Cash Money Records must be Ace Hood’s good luck charm so to speak. He seems to have retooled, set his priorities straight, and with the release of Trials & Tribulations, his fourth studio album, concretized his unique personality in the rap world. It’s all about family, hard work, and sending a purposeful message to his fans this time around. Star studded with famous feature artists, supported with top notch productions, and fleshed out with clear, confident vocals from Ace himself, Trials & Tribulations inspires, dazzles, and impacts in a profound way.
Where Ace’s previous releases, Gutta, Ruthless, and Blood, Sweat & Tears focus largely on presenting style and creating a thug-life image for the Deerfield Beach, Florida native, Trials & Tribulations keeps the same overtones and adds introspection and a deeper meaning to what came before. He takes inventory of his blessings (“Mama”), gives a run down of struggles from his past (“Trials & Tribulations” and “Before the Rollie”), expresses faith and remorse for his sins (“Pray for Me”), and shows appreciation for what he now has (“My Bible”), all while remaining true to his rugged and raw rap style. From this standpoint Ace Hood solidifies his stance in the politics of his career.
Beats-wise, some of the synths create an intense, looming presence blanketing each song. Occasionally matched with hard hitting base lines and fast, ticking drum rolls, the sounds used here are prominent and powerful. There are some softer moments like the gentle piano and drum taps of “The Come Up” and “Hope,” and “Rider,” with its airy, humming background and muffled drum taps will please Tupac fans as they hear Chris Brown singing, “ambitions of a rider.” The biggest standouts on this album, however, are of the louder, jolting persuasion like the Mike Will Made It produced “Bugatti” and its remix, the posse cut featuring T.I., Wiz Khalifa, French Montana, Birdman, 2 Chainz, Future, DJ Khaled, and Meek Mill.

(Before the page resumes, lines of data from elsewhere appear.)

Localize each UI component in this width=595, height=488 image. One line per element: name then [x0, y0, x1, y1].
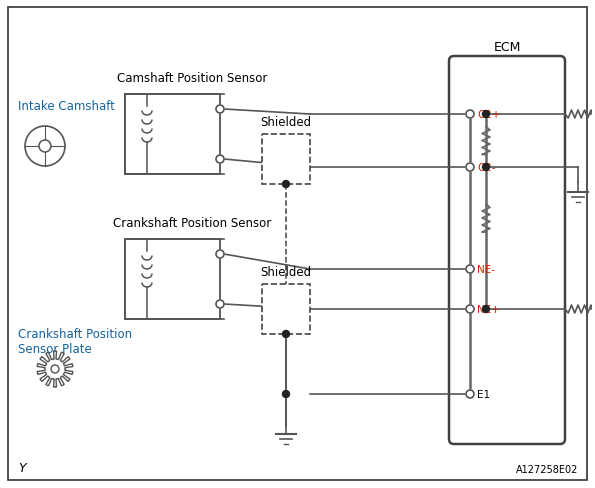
FancyBboxPatch shape: [8, 8, 587, 480]
FancyBboxPatch shape: [125, 95, 220, 175]
Circle shape: [466, 390, 474, 398]
Circle shape: [39, 141, 51, 153]
Circle shape: [283, 391, 290, 398]
Text: E1: E1: [477, 389, 490, 399]
Circle shape: [466, 163, 474, 172]
Text: Y: Y: [18, 461, 26, 474]
Text: Crankshaft Position
Sensor Plate: Crankshaft Position Sensor Plate: [18, 327, 132, 355]
Text: Intake Camshaft: Intake Camshaft: [18, 100, 115, 113]
Circle shape: [283, 331, 290, 338]
Text: NE-: NE-: [477, 264, 495, 274]
Circle shape: [51, 365, 59, 373]
FancyBboxPatch shape: [125, 240, 220, 319]
Text: A127258E02: A127258E02: [516, 464, 578, 474]
Text: G2-: G2-: [477, 163, 496, 173]
Circle shape: [216, 301, 224, 308]
Circle shape: [216, 156, 224, 163]
Text: Shielded: Shielded: [261, 265, 312, 279]
Circle shape: [483, 164, 490, 171]
Circle shape: [466, 265, 474, 273]
Text: NE+: NE+: [477, 305, 500, 314]
Circle shape: [283, 181, 290, 188]
Text: Shielded: Shielded: [261, 116, 312, 129]
FancyBboxPatch shape: [262, 135, 310, 184]
Circle shape: [216, 250, 224, 259]
Circle shape: [25, 127, 65, 167]
Circle shape: [483, 111, 490, 118]
Text: Camshaft Position Sensor: Camshaft Position Sensor: [117, 72, 268, 85]
Text: G2+: G2+: [477, 110, 500, 120]
Text: Crankshaft Position Sensor: Crankshaft Position Sensor: [114, 217, 272, 229]
Text: ECM: ECM: [493, 41, 521, 54]
Circle shape: [466, 111, 474, 119]
Polygon shape: [37, 351, 73, 387]
FancyBboxPatch shape: [262, 285, 310, 334]
Circle shape: [466, 305, 474, 313]
Circle shape: [216, 106, 224, 114]
Circle shape: [483, 306, 490, 313]
FancyBboxPatch shape: [449, 57, 565, 444]
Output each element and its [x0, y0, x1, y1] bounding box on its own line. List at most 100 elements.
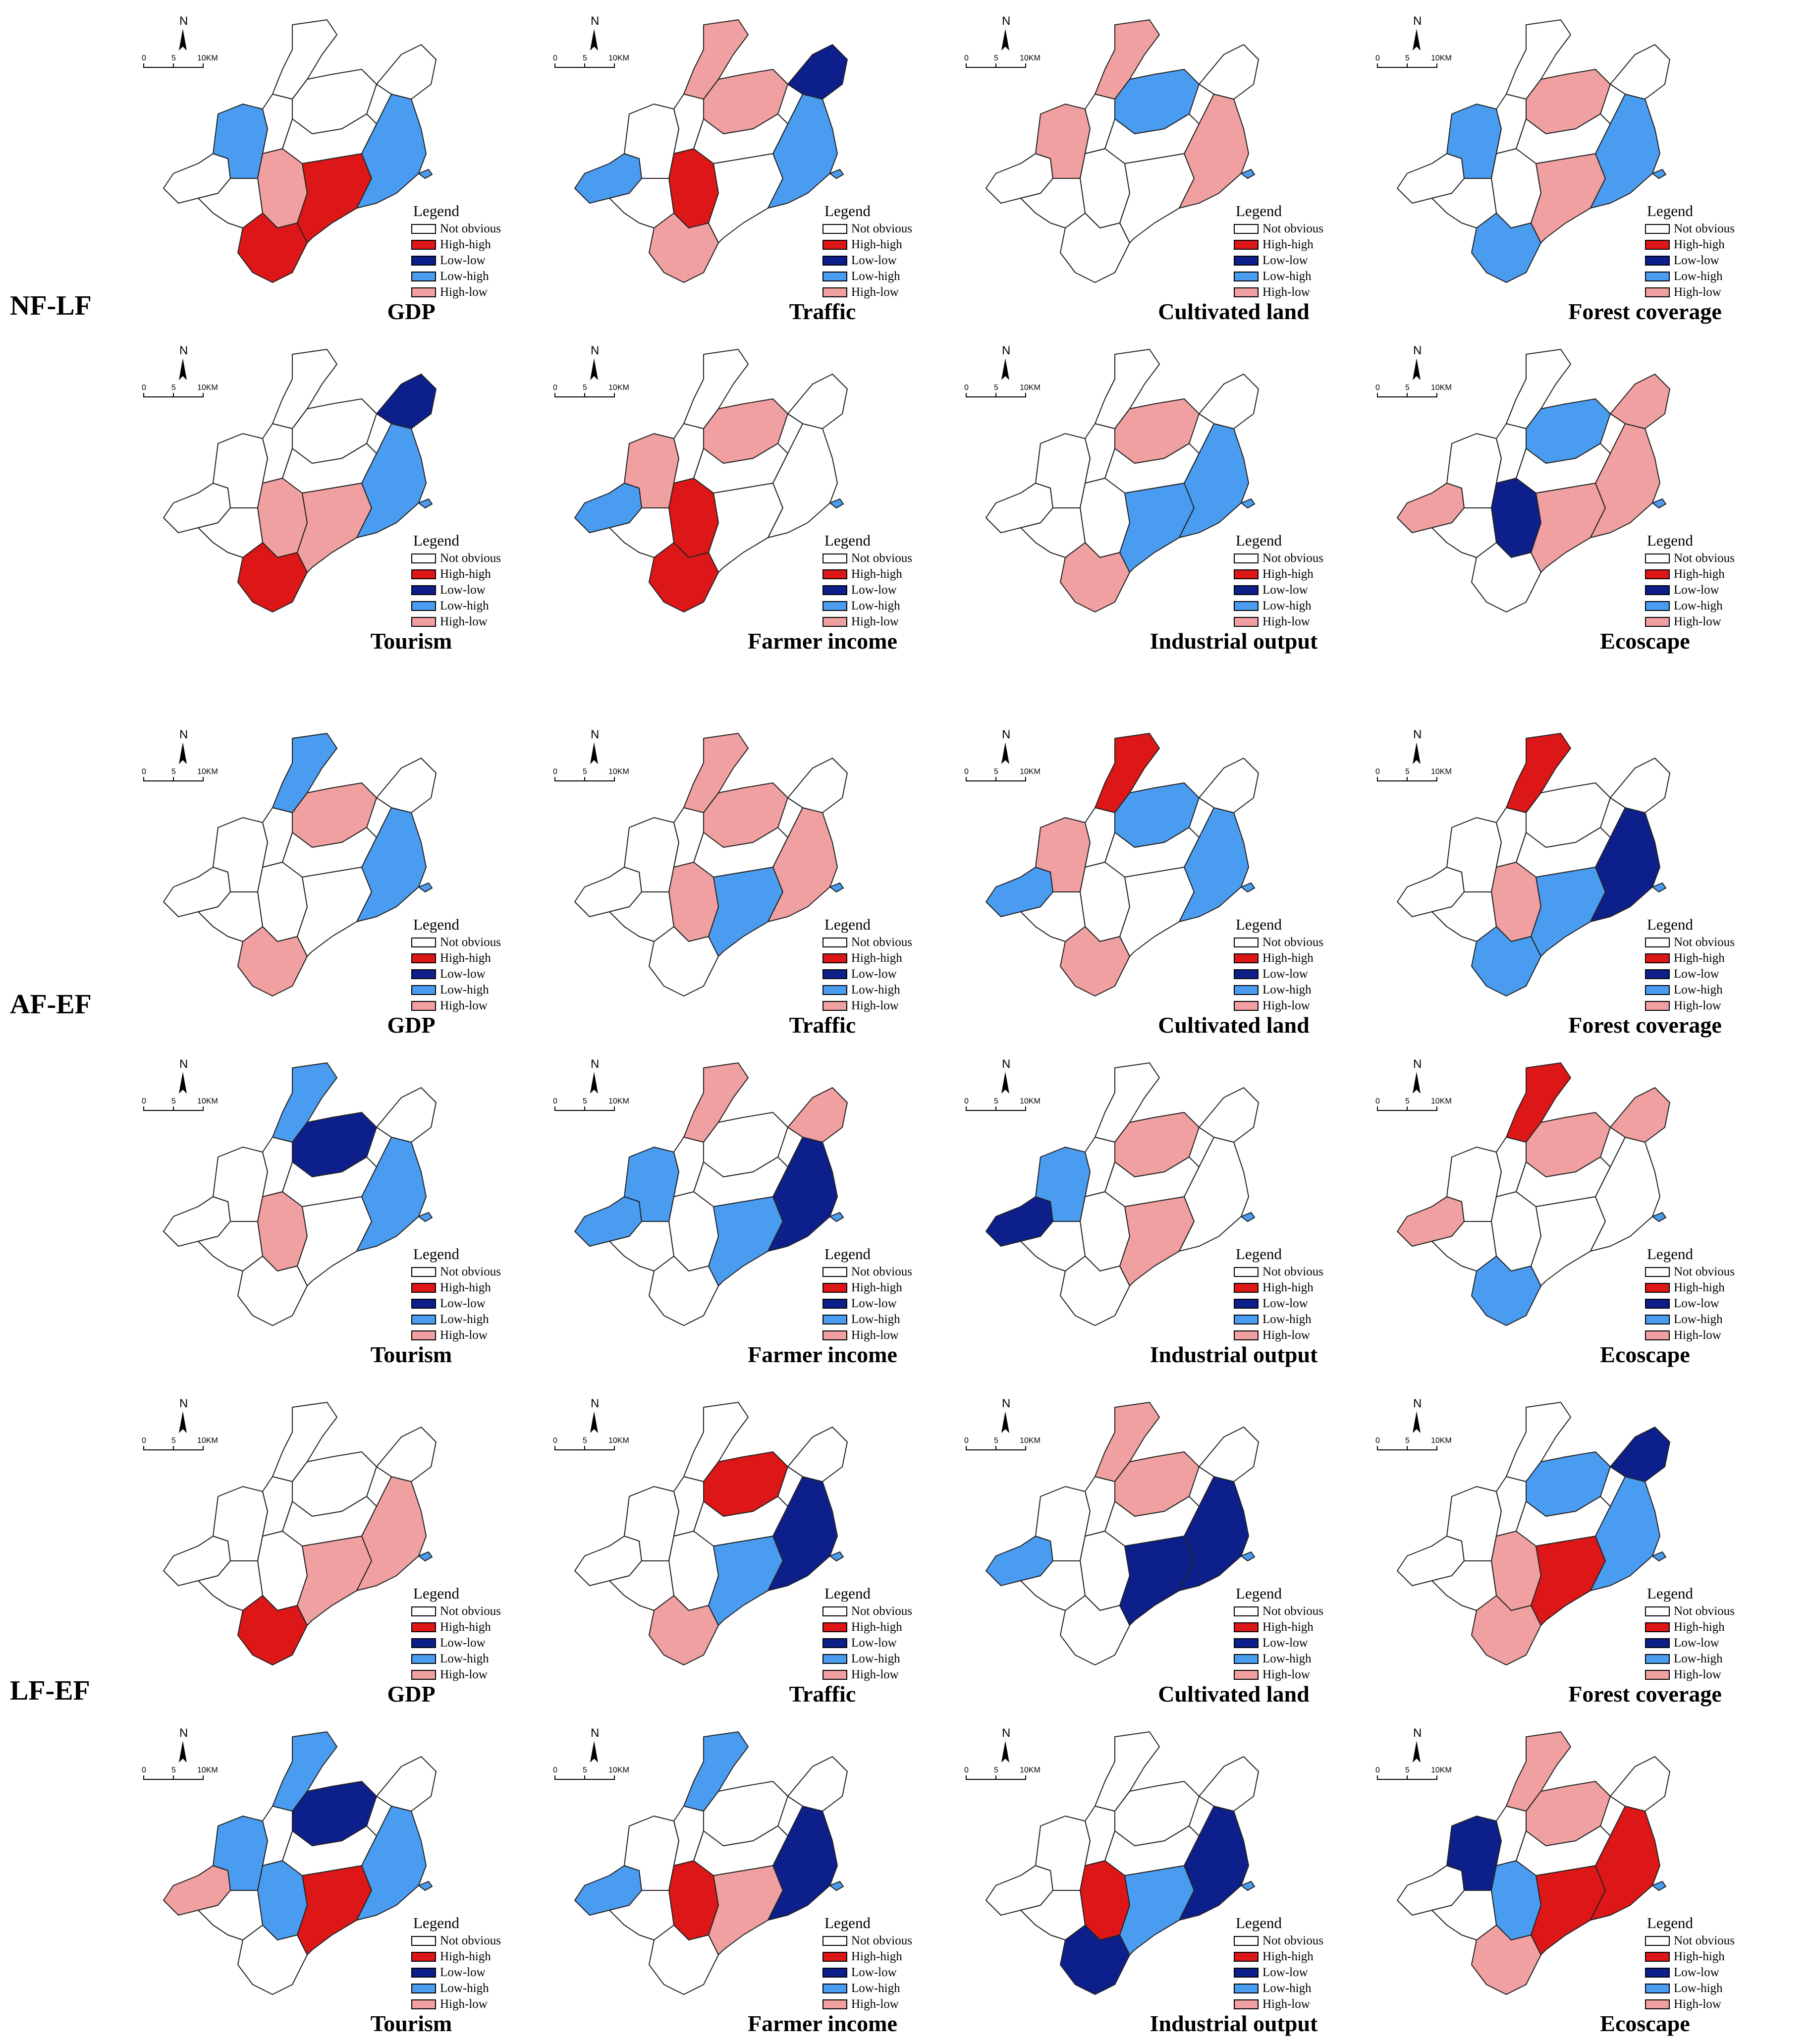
panel-title: GDP — [387, 1012, 436, 1038]
legend-item: High-low — [411, 998, 530, 1014]
district-region — [767, 423, 838, 538]
legend-item: High-high — [411, 950, 530, 966]
legend-label: Low-high — [1674, 599, 1723, 612]
panel-title: Industrial output — [1150, 2011, 1318, 2036]
legend-label: Low-low — [1674, 967, 1719, 981]
legend-label: High-low — [1674, 1997, 1721, 2011]
district-region — [1179, 1806, 1249, 1921]
map-legend: Legend Not obvious High-high Low-low Low-hig… — [411, 202, 530, 300]
scale-bar — [554, 1775, 615, 1780]
legend-item: Low-low — [822, 582, 941, 598]
north-arrow-icon: N 0 5 10KM — [1375, 728, 1452, 781]
scale-bar — [143, 1446, 204, 1450]
legend-label: Low-low — [440, 1966, 486, 1979]
legend-item: Low-low — [1234, 1296, 1353, 1312]
county-map: N 0 5 10KM — [142, 14, 437, 283]
legend-title: Legend — [413, 1245, 459, 1263]
district-region — [1496, 1137, 1527, 1197]
legend-swatch — [1234, 1984, 1259, 1993]
legend-label: High-low — [1262, 1668, 1310, 1681]
group-label: AF-EF — [10, 989, 92, 1020]
legend-label: Not obvious — [440, 552, 501, 565]
legend-item: High-low — [411, 284, 530, 300]
legend-label: Low-high — [1262, 1313, 1312, 1326]
legend-title: Legend — [1647, 532, 1693, 549]
legend-item: Not obvious — [411, 221, 530, 237]
district-region — [1471, 213, 1541, 283]
svg-text:5: 5 — [171, 1097, 176, 1105]
legend-label: Low-low — [851, 967, 897, 981]
legend-swatch — [1645, 1283, 1670, 1293]
legend-item: High-high — [822, 1619, 941, 1635]
legend-swatch — [1645, 224, 1670, 234]
coastal-feature — [828, 498, 844, 509]
district-region — [673, 807, 704, 868]
legend-item: Not obvious — [411, 935, 530, 950]
map-panel: N 0 5 10KM Legend Not obvious High-high Low-low… — [535, 1387, 941, 1714]
district-region — [1179, 423, 1249, 538]
legend-swatch — [411, 1299, 436, 1309]
legend-title: Legend — [413, 1585, 459, 1602]
legend-swatch — [1645, 1968, 1670, 1978]
svg-text:0: 0 — [1375, 54, 1380, 62]
legend-item: Low-high — [822, 1651, 941, 1667]
county-map: N 0 5 10KM — [142, 728, 437, 996]
legend-title: Legend — [1236, 1245, 1282, 1263]
legend-item: Low-low — [411, 1296, 530, 1312]
district-region — [649, 926, 719, 996]
legend-swatch — [822, 287, 847, 297]
legend-label: Low-low — [851, 1966, 897, 1979]
legend-label: High-low — [1674, 615, 1721, 628]
coastal-feature — [1651, 882, 1667, 893]
legend-swatch — [822, 1936, 847, 1946]
legend-label: Not obvious — [851, 1934, 912, 1947]
district-region — [198, 1221, 263, 1271]
svg-text:N: N — [1002, 1397, 1010, 1410]
legend-swatch — [822, 585, 847, 595]
legend-swatch — [1234, 256, 1259, 266]
panel-title: Farmer income — [748, 2011, 897, 2036]
legend-label: Low-low — [440, 1636, 486, 1650]
svg-text:5: 5 — [171, 384, 176, 392]
legend-swatch — [822, 569, 847, 579]
legend-swatch — [1234, 1638, 1259, 1648]
legend-item: High-low — [1645, 1996, 1764, 2012]
panel-title: Tourism — [370, 1342, 452, 1367]
legend-swatch — [411, 601, 436, 611]
legend-swatch — [1645, 1936, 1670, 1946]
legend-swatch — [411, 553, 436, 563]
district-region — [1590, 1137, 1660, 1252]
district-region — [649, 542, 719, 612]
legend-item: Not obvious — [1234, 1603, 1353, 1619]
legend-item: Not obvious — [1234, 551, 1353, 566]
district-region — [237, 926, 308, 996]
legend-swatch — [1645, 569, 1670, 579]
north-arrow-icon: N 0 5 10KM — [142, 1726, 218, 1780]
panel-title: Forest coverage — [1568, 1681, 1722, 1707]
legend-label: Low-low — [440, 1297, 486, 1310]
legend-item: High-high — [822, 1949, 941, 1965]
map-legend: Legend Not obvious High-high Low-low Low-hig… — [1645, 1914, 1764, 2012]
legend-label: High-low — [851, 1328, 899, 1342]
legend-item: Not obvious — [822, 935, 941, 950]
district-region — [356, 1137, 427, 1252]
svg-text:10KM: 10KM — [197, 1097, 218, 1105]
map-legend: Legend Not obvious High-high Low-low Low-hig… — [1234, 532, 1353, 630]
coastal-feature — [417, 1551, 433, 1562]
legend-label: Not obvious — [851, 1265, 912, 1278]
coastal-feature — [828, 168, 844, 179]
district-region — [708, 1865, 783, 1955]
district-region — [1496, 423, 1527, 484]
svg-text:5: 5 — [171, 1766, 176, 1774]
svg-text:5: 5 — [994, 1436, 998, 1445]
district-region — [1085, 423, 1115, 484]
legend-swatch — [411, 1315, 436, 1325]
legend-item: Low-low — [1234, 582, 1353, 598]
district-region — [708, 1536, 783, 1626]
legend-label: High-high — [1262, 1620, 1314, 1634]
district-region — [1060, 542, 1130, 612]
group-label: NF-LF — [10, 290, 92, 321]
coastal-feature — [828, 1880, 844, 1891]
svg-text:10KM: 10KM — [1020, 768, 1041, 776]
svg-text:N: N — [1002, 728, 1010, 741]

Guest rappers aside for a moment, Ace Hood’s lyrics are sharply on point in this album. There is also obvious improvement. For example he is able to compete with Weezy’s verse on “We Outchea” rapping, “E’ry day I’m’a go and get it / Pair of J’s in my Florida fitted / Quittin’ out of my vocab and hate is out of my soul and spirit.”
No matter what problems Ace Hood has encountered in his life outside of rap, so far he has had the perfect outlet to get his story out and share it with the world. The Florida wonder who found his origins with DJ Khaled down south is apparently through with his Def Jam years, but it appears as if his Cash Money years are just getting started with much more great music on the way.